The extraordinary scenes this week with the United Arab Emirates under Iranian bombardment — and some casualties and damage to property — are far from what anyone is used to or ever expected to happen on this usually tranquil coast.
But this war, triggered by the US and Israel's attack on Iran, will not alter the longer term perception and attractiveness of Dubai as an increasingly important international financial centre.
The emirate — whose Dubai International Financial Centre is jokingly called 'Canary Wharf in the desert' by the bankers who work there — has been an extraordinary success story of the last decade.
The heat in the summer is unbearable and the traffic is hell on earth, but the remarkable number of banks and funds that have set up there to tap into the Gulf’s oil wealth is testament to the dreams and ambitions many have for the region, as well as the personal delights of a tax-free environment.
Just last week Abu Dhabi printed a $1.75bn 10 year bond at a mere 25bp over US Treasuries. At the time, bankers and investors talked about it likely being the last issue from Abu Dhabi before the UAE starts a phased exit from JP Morgan’s Emerging Market Bond Index (Embi) series from March 31.
All new issuance from the UAE, whether sovereign or quasi-sovereign, was deemed ineligible for Embi inclusion from last Tuesday.

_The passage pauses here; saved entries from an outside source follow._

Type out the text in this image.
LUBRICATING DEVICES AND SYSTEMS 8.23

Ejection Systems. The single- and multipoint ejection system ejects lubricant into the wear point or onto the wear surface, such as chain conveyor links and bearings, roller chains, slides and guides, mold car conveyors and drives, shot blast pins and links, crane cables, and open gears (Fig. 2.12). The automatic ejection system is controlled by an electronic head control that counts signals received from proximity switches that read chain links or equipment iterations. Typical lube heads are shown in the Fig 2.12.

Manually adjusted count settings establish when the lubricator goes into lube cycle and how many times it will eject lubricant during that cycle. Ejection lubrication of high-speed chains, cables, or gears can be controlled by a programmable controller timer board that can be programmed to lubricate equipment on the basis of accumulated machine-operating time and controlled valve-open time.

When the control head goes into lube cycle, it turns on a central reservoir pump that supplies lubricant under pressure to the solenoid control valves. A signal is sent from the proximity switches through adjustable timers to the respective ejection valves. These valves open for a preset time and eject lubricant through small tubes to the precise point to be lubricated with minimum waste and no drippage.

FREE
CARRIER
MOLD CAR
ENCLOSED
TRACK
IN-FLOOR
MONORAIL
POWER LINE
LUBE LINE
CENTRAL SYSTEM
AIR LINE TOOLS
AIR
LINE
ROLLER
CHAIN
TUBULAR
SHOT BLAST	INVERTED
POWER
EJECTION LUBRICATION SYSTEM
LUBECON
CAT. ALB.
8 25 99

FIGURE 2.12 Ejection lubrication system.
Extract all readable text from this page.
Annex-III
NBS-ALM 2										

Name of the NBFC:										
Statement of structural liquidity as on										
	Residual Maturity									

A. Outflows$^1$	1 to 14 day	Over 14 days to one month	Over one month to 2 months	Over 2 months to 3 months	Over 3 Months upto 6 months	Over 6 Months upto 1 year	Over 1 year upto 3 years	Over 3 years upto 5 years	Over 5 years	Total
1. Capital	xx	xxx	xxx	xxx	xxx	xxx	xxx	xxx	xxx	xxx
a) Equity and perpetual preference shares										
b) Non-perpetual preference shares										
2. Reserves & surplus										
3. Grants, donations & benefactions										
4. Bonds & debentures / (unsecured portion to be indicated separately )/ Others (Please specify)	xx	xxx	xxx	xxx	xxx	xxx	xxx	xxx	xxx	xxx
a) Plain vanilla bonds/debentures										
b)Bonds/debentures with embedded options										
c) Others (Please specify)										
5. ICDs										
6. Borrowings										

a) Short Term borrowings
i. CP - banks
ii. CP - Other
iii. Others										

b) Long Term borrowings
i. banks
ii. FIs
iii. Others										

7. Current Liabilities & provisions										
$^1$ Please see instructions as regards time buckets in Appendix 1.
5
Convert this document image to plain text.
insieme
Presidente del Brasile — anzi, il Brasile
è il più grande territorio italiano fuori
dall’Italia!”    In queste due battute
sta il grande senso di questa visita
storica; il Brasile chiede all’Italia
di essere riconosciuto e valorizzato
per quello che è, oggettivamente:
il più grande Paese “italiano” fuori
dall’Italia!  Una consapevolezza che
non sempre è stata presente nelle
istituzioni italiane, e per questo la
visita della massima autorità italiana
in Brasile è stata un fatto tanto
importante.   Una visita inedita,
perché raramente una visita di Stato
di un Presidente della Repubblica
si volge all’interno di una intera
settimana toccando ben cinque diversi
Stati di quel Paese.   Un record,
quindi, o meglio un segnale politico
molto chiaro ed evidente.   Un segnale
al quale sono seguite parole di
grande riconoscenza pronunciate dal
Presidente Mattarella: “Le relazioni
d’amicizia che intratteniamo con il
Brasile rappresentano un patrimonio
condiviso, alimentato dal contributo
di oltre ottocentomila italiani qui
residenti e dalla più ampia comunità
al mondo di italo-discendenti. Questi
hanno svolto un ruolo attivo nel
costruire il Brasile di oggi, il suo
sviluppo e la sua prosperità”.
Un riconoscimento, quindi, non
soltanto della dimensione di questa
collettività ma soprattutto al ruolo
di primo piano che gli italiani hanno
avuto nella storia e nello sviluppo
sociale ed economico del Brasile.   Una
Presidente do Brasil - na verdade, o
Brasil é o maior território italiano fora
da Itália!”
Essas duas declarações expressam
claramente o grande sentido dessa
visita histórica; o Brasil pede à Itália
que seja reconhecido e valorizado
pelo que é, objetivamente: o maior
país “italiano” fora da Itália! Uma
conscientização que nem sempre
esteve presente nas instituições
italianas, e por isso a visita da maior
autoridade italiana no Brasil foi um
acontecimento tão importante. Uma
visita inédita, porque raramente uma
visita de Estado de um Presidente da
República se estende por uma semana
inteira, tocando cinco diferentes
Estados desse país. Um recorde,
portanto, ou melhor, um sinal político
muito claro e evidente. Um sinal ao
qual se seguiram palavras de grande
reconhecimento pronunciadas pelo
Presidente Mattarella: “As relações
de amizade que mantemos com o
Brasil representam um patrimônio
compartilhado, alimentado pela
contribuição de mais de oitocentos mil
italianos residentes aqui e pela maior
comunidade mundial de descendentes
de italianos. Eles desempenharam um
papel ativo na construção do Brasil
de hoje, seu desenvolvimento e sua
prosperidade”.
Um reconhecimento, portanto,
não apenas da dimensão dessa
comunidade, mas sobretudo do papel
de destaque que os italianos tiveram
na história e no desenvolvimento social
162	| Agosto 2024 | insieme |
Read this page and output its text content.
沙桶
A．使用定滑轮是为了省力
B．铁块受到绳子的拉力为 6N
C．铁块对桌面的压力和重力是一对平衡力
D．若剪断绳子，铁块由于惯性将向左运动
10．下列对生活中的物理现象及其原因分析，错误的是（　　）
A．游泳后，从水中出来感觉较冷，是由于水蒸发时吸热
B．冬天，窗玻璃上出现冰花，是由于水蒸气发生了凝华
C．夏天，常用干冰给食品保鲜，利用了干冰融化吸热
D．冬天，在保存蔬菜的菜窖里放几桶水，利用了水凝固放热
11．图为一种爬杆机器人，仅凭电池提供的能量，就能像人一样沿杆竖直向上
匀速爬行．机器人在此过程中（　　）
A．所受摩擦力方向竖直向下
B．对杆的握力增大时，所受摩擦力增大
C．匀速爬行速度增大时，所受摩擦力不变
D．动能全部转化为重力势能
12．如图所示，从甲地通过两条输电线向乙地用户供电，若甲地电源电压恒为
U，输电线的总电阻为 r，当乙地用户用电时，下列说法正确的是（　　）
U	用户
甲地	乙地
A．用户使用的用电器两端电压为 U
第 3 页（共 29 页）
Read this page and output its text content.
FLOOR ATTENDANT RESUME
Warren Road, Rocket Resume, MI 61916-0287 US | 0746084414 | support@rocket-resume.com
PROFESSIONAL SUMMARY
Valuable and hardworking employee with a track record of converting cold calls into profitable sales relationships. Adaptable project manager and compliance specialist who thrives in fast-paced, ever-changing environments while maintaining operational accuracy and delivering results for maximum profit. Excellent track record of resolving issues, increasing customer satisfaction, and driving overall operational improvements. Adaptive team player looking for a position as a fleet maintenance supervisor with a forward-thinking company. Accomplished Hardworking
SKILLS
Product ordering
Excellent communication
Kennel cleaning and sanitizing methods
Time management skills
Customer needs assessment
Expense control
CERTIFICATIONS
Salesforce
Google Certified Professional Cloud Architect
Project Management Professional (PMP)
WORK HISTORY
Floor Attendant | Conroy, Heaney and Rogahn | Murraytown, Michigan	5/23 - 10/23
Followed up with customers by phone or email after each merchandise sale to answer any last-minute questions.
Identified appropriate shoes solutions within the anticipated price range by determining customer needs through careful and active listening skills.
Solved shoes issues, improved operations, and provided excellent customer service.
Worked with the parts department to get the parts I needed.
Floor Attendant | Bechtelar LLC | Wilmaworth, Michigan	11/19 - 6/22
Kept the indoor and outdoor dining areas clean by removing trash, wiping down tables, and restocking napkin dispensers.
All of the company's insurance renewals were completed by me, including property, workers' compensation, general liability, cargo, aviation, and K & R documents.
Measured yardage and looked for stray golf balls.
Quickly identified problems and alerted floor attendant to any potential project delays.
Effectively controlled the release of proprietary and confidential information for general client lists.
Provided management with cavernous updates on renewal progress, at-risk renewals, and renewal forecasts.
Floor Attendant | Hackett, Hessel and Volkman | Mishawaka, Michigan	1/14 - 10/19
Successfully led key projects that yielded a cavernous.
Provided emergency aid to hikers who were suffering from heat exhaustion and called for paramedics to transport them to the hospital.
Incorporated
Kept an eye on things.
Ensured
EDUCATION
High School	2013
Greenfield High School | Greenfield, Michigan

For a country to develop economically to such a point that it is formally discharged from the ranks of emerging markets is a rare event.
Getting through it
With all this in mind, market participants' reaction to the attacks on the Gulf states this week may be less similar to the turmoil half-expected and priced in to many other emerging markets — and more analogous to the terrorism attacks on New York or London in the 2000s, which made people nervous about those cities for years after.
How deep that psychological wound goes, and how quickly Dubai and the rest of the region can put this behind them, both on the ground and in the eyes of outsiders, will depend on how long the missiles and drones overhead continue, how much damage they do and how the conflict ends, or whether it becomes frozen.
Alarmingly, Bloomberg is reporting that interceptor missile stocks in Qatar will run out in four days, Dubai’s in seven.
Nevertheless, it seems inconceivable that Dubai will not get through this crisis and move on from it, as London and New York did.
Critics emboldened
People outside Dubai love to hate it. Despite its plethora of top end restaurants and incredible architecture, there is still an overriding wider perception of Dubai as a place chock full of vapid influencers, not helped this week by the videos coming out of these people trying to get on planes to leave.
Detractors mutter that a region in a constant state of sectarian warfare was obviously never the best place to live, despite its publicity on how safe it is for families day-to-day, even compared with London.
These undermining voices have grown louder this week as the Gulf is dragged into a war it clearly did not want to fight.
Whatever JP Morgan says, it is difficult for the UAE to escape the EM label and the risks of where it is.
But progress is rarely linear. Just because Dubai is down this week does not mean it is out.